There is also a somehow less obvious reason that people tend to forget: mixing iterators to different containers:
std::vector<Animal> cats, dogs;
for_each(cats.begin(), dogs.end(), /**/); // obvious bug
This pertain to a more general issue: the validity of ranges passed to the algorithms.
[cats.begin(), dogs.end()) is invalid (unless one is an alias for the other)
[cats.end(), cats.begin()) is invalid (unless cats is empty ??)
The solution
The solution consists in adding information to the iterators so that their validity and the validity of the ranges they defined can be asserted during execution thus preventing undefined behavior to occur.
The _HAS_ITERATOR_DEBUGGING symbol serves as a trigger to this capability, because it unfortunately slows down the program. It's quite simple in theory: each iterator is made an Observer of the container it's issued from and is thus notified of the modification.
In Dinkumware this is achieved by two additions:
Each iterator carries a pointer to its related container
Each container holds a linked list of the iterators it created
And this neatly solves our problems:
An uninitialized iterator does not have a parent container, most operations (apart from assignment and destruction) will trigger an assertion
An iterator to an erased or moved element has been notified (thanks to the list) and know of its invalidity
On incrementing and decrementing an iterator it can checks it stays within the bounds
Checking that 2 iterators belong to the same container is as simple as comparing their parent pointers
Checking the validity of a range is as simple as checking that we reach the end of the range before we reach the end of the container (linear operation for those containers which are not randomly accessible, thus most of them)
The cost
The cost is heavy, but does correctness have a price? We can break down the cost:
extra memory allocation (the extra list of iterators maintained): O(NbIterators)
notification process on mutating operations: O(NbIterators) (Note that push_back or insert do not necessarily invalidate all iterators, but erase does)
range validity check: O( min(last-first, container.end()-first) )

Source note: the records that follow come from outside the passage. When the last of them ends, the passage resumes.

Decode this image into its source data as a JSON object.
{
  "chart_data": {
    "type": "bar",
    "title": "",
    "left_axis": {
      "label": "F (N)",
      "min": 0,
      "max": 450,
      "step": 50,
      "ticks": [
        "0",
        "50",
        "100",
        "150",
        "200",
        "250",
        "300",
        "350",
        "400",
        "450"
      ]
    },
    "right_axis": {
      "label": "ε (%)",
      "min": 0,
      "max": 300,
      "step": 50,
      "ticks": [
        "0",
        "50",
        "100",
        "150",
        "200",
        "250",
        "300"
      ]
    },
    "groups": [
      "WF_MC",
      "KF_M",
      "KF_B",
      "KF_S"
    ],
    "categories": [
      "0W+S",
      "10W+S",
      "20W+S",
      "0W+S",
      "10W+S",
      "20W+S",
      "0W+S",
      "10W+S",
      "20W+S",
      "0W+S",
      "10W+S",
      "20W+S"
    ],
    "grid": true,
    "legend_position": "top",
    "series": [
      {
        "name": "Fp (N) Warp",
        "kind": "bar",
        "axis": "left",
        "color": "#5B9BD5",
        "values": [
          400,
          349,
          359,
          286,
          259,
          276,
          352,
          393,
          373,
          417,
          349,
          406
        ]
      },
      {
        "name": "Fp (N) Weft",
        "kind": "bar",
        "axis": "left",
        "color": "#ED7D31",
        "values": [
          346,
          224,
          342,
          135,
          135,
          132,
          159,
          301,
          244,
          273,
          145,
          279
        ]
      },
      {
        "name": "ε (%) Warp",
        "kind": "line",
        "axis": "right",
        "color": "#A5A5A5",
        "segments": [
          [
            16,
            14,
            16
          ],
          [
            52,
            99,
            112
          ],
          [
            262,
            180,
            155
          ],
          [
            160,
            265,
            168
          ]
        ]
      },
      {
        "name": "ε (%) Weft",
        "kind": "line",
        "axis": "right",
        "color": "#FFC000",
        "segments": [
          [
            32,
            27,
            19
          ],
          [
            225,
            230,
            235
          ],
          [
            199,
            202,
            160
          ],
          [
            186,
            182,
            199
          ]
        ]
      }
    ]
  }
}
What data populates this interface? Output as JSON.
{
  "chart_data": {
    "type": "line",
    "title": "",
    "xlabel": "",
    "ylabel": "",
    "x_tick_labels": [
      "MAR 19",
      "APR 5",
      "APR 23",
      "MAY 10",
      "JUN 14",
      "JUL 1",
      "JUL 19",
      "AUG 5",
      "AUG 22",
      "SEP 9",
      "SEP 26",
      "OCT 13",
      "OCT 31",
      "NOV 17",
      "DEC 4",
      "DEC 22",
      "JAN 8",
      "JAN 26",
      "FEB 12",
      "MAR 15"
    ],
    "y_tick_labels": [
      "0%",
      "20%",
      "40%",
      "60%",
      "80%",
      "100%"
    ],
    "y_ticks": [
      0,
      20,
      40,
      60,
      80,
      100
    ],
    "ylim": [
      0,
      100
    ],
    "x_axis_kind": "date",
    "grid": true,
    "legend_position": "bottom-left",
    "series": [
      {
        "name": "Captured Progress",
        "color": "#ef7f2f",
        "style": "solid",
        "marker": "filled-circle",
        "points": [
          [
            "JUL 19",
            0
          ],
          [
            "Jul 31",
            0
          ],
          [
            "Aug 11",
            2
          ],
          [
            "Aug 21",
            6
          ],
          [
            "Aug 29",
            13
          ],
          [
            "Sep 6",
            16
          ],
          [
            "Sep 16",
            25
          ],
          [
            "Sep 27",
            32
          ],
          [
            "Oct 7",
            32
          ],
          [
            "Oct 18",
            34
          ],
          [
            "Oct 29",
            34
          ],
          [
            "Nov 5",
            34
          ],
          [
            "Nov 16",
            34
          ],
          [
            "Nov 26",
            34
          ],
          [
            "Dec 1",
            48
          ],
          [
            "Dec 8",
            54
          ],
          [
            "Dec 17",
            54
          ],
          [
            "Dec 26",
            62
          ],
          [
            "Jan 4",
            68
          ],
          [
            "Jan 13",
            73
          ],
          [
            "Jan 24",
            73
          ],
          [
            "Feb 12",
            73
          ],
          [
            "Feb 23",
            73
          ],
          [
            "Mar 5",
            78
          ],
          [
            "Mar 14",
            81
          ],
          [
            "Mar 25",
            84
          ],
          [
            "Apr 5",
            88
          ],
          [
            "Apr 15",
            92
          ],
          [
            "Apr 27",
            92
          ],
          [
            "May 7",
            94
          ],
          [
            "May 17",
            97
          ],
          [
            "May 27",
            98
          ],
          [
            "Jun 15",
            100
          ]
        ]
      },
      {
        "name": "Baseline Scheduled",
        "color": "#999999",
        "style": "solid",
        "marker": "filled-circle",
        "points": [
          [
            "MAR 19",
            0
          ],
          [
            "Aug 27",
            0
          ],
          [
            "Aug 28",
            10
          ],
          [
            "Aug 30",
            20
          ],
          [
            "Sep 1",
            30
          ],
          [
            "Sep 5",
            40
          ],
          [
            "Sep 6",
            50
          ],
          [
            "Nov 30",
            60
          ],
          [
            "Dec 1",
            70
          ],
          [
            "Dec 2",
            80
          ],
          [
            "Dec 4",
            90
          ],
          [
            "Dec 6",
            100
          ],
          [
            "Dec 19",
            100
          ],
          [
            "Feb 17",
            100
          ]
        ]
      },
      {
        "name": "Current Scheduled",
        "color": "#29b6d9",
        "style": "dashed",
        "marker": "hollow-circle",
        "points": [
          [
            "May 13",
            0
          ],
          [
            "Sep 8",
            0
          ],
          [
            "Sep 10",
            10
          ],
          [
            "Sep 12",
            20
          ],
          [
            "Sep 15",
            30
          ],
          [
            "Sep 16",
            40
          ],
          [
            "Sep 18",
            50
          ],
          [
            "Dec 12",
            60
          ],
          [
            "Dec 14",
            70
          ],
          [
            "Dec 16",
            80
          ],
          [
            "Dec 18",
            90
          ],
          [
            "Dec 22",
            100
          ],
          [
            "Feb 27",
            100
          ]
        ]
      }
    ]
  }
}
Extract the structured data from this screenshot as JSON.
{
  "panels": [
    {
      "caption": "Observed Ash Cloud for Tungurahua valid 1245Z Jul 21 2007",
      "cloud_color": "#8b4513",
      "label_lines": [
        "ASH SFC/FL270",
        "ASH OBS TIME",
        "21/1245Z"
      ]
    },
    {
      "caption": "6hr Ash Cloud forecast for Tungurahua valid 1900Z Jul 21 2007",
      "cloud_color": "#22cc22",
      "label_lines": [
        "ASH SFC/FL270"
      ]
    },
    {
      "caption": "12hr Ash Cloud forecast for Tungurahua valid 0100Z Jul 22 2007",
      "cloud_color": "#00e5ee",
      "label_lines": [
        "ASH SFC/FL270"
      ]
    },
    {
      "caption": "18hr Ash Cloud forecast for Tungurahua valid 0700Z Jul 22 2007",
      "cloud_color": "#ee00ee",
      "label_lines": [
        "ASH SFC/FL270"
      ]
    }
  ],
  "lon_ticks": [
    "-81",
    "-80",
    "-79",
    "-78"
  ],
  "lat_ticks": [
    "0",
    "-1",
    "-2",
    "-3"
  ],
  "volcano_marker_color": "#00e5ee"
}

Most of the library algorithms have of course been implemented for maximum efficiency, typically the check is done once and for all at the beginning of the algorithm, then an unchecked version is run. Yet the speed might severely slow down, especially with hand-written loops:
for (iterator_t it = vec.begin();
it != vec.end(); // Oops
++it)
// body
We know the Oops line is bad taste, but here it's even worse: at each run of the loop, we create a new iterator then destroy it which means allocating and deallocating a node for vec's list of iterators... Do I have to underline the cost of allocating/deallocating memory in a tight loop ?
Of course, a for_each would not encounter such an issue, which is yet another compelling case toward the use of STL algorithms instead of hand-coded versions.
As far as I understand:
_HAS_ITERATOR_DEBUGGING will display a dialog box at run time to assert any incorrect iterator use including:
1) Iterators used in a container after an element is erased
2) Iterators used in vectors after a .push() or .insert() function is called
According to http://msdn.microsoft.com/en-us/library/aa985982%28v=VS.80%29.aspx
The C++ standard describes which member functions cause iterators to a container to become invalid. Two examples are:
Erasing an element from a container causes iterators to the element to become invalid.
Increasing the size of a vector (push or insert) causes iterators into the vector container become invalid.